The cultural merits ascribed to such agreements have almost reached mythical proportions. No public debate in Europe on the cultural value of books is complete without a discussion of the FBP.

Theoretical framework

Several industrial organization frameworks can be applied to assess the consequences of the FBP.

The most commonly cited result is (Telser 1960). This paper states that when two retailer can engage on tangible presale services, that is can undertake an unobservable costly effort that increases the demand for both of them (advertisement, sessions with authors, thematic weeks), each one has an incentive to free-ride on the other retailer's effort by setting its price slightly below his competitor (which cannot correspondingly cut his price, since he supports the cost of a higher level of effort).
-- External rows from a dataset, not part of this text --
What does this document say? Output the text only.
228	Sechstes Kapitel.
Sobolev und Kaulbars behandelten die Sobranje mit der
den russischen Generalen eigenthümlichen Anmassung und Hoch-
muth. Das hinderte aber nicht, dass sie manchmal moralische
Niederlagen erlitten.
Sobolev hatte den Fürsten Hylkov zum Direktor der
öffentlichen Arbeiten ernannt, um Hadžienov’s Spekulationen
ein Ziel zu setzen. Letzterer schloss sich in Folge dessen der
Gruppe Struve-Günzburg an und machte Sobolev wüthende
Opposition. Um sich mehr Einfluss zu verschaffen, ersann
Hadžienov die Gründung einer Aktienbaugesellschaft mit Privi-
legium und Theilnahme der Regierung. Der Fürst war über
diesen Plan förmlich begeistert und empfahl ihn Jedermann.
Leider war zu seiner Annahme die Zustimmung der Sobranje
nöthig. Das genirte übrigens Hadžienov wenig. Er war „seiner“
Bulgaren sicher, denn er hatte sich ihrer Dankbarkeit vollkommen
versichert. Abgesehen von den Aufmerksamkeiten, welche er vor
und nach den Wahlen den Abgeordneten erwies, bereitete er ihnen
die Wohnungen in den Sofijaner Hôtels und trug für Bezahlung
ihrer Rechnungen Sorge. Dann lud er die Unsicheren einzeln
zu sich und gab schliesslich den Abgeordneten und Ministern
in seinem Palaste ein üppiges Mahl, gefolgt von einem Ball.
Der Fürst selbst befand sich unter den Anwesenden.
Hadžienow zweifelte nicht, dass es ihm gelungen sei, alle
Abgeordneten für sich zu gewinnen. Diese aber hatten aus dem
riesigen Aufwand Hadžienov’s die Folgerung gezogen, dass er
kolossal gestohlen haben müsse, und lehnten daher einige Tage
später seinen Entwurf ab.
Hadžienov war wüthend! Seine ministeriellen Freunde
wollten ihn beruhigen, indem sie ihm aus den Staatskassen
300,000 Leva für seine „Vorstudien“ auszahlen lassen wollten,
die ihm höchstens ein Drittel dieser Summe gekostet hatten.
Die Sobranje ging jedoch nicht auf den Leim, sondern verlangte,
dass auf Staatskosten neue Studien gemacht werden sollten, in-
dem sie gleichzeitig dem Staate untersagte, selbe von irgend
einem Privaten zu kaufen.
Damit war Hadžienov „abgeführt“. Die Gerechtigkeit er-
This leads to a suboptimal (too low, from the publisher's point of view) level of aggregate effort. By cancelling the possibility of price competition, a FBP makes impossible this kind of opportunistic behaviour and induces both retailers to compete in services.

According to (Canoy, van Ours & van der Ploeg 2006), the main idea of FBP (keeping best seller prices high in order to subsidize the sale of less popular books) is unconvincing for several reasons:

  • the market subsidizes new books per se, in order to get a best seller
  • there is no guarantee that the subsidy will occur anyway. In fact, the authors suggest that both publishers and booksellers have an incentive not to carry it out
  • if less popular books are less price elastic than popular books, monopoly profits in them are higher
  • even if the subsidy works, there is no accounting for what or how it's done
  • even if the subsidy works, it's not clear that it's worth the price distortion
  • Empirical assessment

    (Ringstad 2004) and (Fishwick 2005) provide empirical assessments of FBP comparing countries with and without a FBP (Nordic countries for the former, France and the UK for the latter). According to these authors, the two main effects of a repeal of a FBP is a displacement of small independent bookstores by larger chain outlets and a decrease in the price of bestsellers, compensated by an increase of the price of all other books.

    (Ringstad 2004) notices that the level of book prices and the number of published titles evolves in a similar manner in all Nordic countries (Norway, Sweden, Finland) although only Norway has a FBP and Finland belongs to a different linguistic group. In Denmark (FBP since 2000), however, book prices have increased one-third quicker than general inflation since 1985 and the number of books sold has fallen by two-thirds, a sharp contrast with Sweden and Norway, which belong to the same linguistic group. His conclusion, supported by elements from (Fjeldstad 2001), is that the effects of a FBP are less than both proponents and critics make them, and that other institutional agreements (e.g. only pure bookshops can carry textbooks in Norway) better explain the evolution of the book markets in those countries.

    According to (Fishwick 2005), the ending of the FBPA in the UK (1995) did not lead to a sharp decrease of the number of bookshops, rather to a displacement of small, independent bookshops by big-chain outlets. He notices however that the former stayed in place where a quality-sensitive demand existed, and that competition between bookshops spurred a reduction of operational costs thanks to better logistics and collection management (an argument also found in (Ringstad 2004)). In a counterfactual manner, (Rouet 2007) shows that in France, the FBP helped to maintain a dense network of independent bookshops, reined in the deployment of chain bookstores and spurred supermarkets to boost their offer of books. Fishwick also shows that while the number of published titles increases as fast as in France, there is no sign of an overall increase of book prices. He shows however that this stability hides a strong distributive effect. Comparison with France show that the FBP leads to an increase of the price of bestsellers relative to non-FBP markets and a decrease of low-selling or long-selling books. He argues that the assessment of this effect is difficult, since the relation between the (un)popularity of a book and its cultural value is unclear, whereas consumers of low-selling books are, on average, wealthier than consumers of bestsellers (making a FBP a subsidy of wealthier people by poorer people).